Governor Rell's Executive Order No. 39 to review state environmental permitting

On February 3, 2010, the same day she delivered her State of the State address, Governor Rell issued Executive Order #39, which received little press. With the issuance of this executive order, effective immediately, the Governor has established a Permitting Task Force to examine state agency permitting processes that impact the environment, public health and public safety. Why? The state permitting processes "often have proven to be cumbersome and time-consuming." The task force is charged with developing recommendations for "simplifying, streamlining and if appropriate, repealing such processes." Tall order in a timeframe of 45 days. Hope springs eternal. (The deadline is March 20th.) The appointees to the task force will be consumers, representatives of business, industry, the construction industry, labor and municipalities. Noticeably absent are those skilled in issues of the environment, public health and public safety -- the subject matter of the permits.
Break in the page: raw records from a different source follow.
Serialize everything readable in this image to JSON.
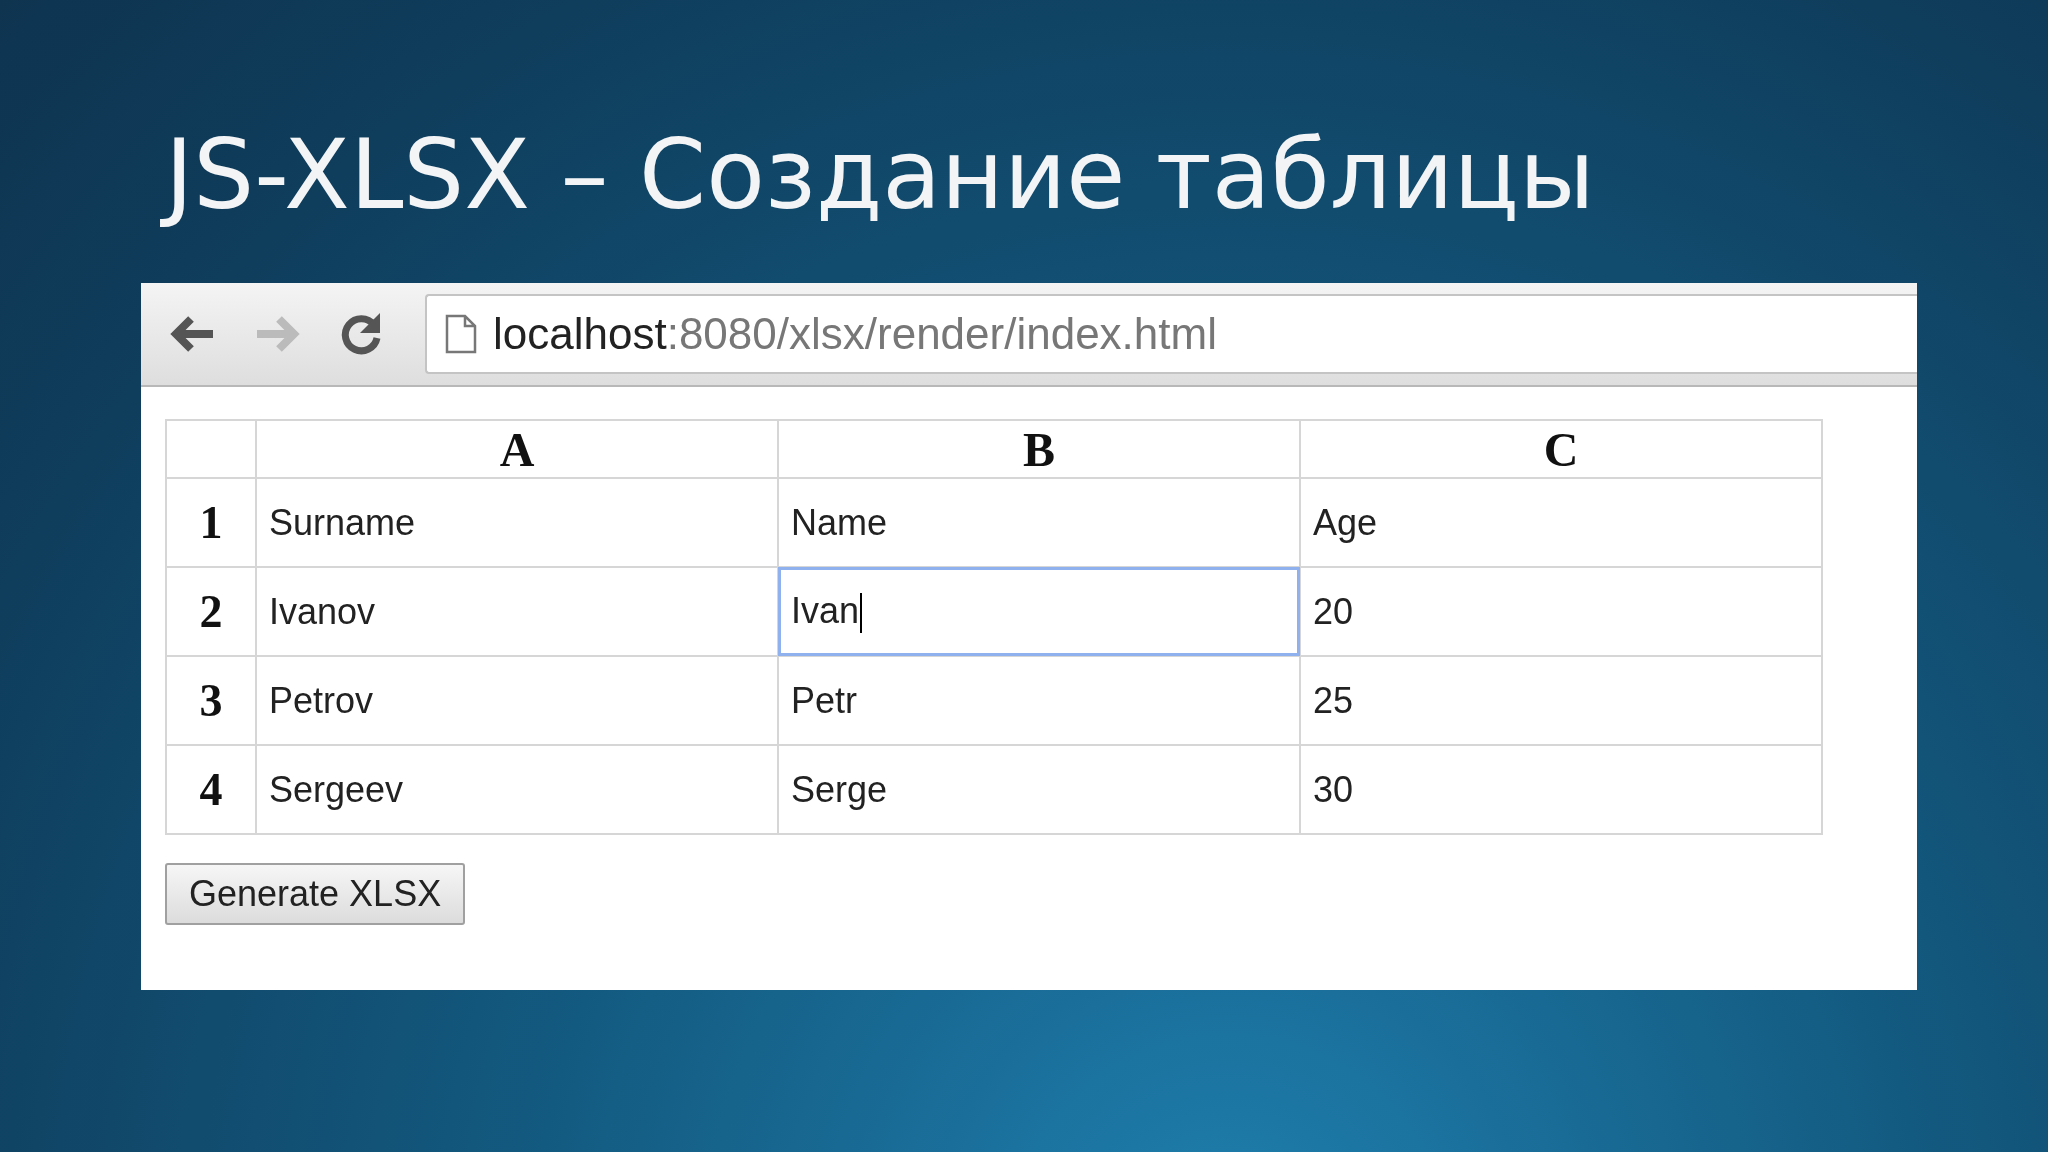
{
  "slide": {
    "title": "JS-XLSX – Создание таблицы"
  },
  "browser": {
    "url_host": "localhost",
    "url_path": ":8080/xlsx/render/index.html"
  },
  "table": {
    "columns": [
      "A",
      "B",
      "C"
    ],
    "rows": [
      {
        "number": "1",
        "cells": [
          {
            "text": "Surname",
            "focused": false
          },
          {
            "text": "Name",
            "focused": false
          },
          {
            "text": "Age",
            "focused": false
          }
        ]
      },
      {
        "number": "2",
        "cells": [
          {
            "text": "Ivanov",
            "focused": false
          },
          {
            "text": "Ivan",
            "focused": true
          },
          {
            "text": "20",
            "focused": false
          }
        ]
      },
      {
        "number": "3",
        "cells": [
          {
            "text": "Petrov",
            "focused": false
          },
          {
            "text": "Petr",
            "focused": false
          },
          {
            "text": "25",
            "focused": false
          }
        ]
      },
      {
        "number": "4",
        "cells": [
          {
            "text": "Sergeev",
            "focused": false
          },
          {
            "text": "Serge",
            "focused": false
          },
          {
            "text": "30",
            "focused": false
          }
        ]
      }
    ]
  },
  "button": {
    "label": "Generate XLSX"
  }
}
Examined from a state wetlands law perspective, this order brings under the microscope the DEP's processing of wetlands permits for regulated activities proposed to be undertaken by state agencies (and infrequently for municipal wetlands applications when the agencies have failed to complete their municipal duties within the statutory timeframes.) The DEP has no timeframe established by statute to complete its duties, while the municipal agencies live within very short turn-around times for commencing public hearing.

Lest you think that I am advocating strict deadlines for DEP, actually I am questioning the wisdom of the statutory deadlines imposed on municipal agencies. Many agencies hire environmental consultants to evaluate the applications -- so that there is substantial evidence to support their decisions. Sixty-five days from date of receipt to act on an application (when there is no public hearing and no extension is granted) or sixty-five days to commence a public hearing, thirty-five days to complete it, thirty-five days to act on the application (with a possible total of sixty-five days of extension.)

Although all state agencies are mandated to cooperate, the task force won't be taking too much time away from processing applications. The task force has forty-five days to act (no extensions even if it holds public hearings) and it's already day four.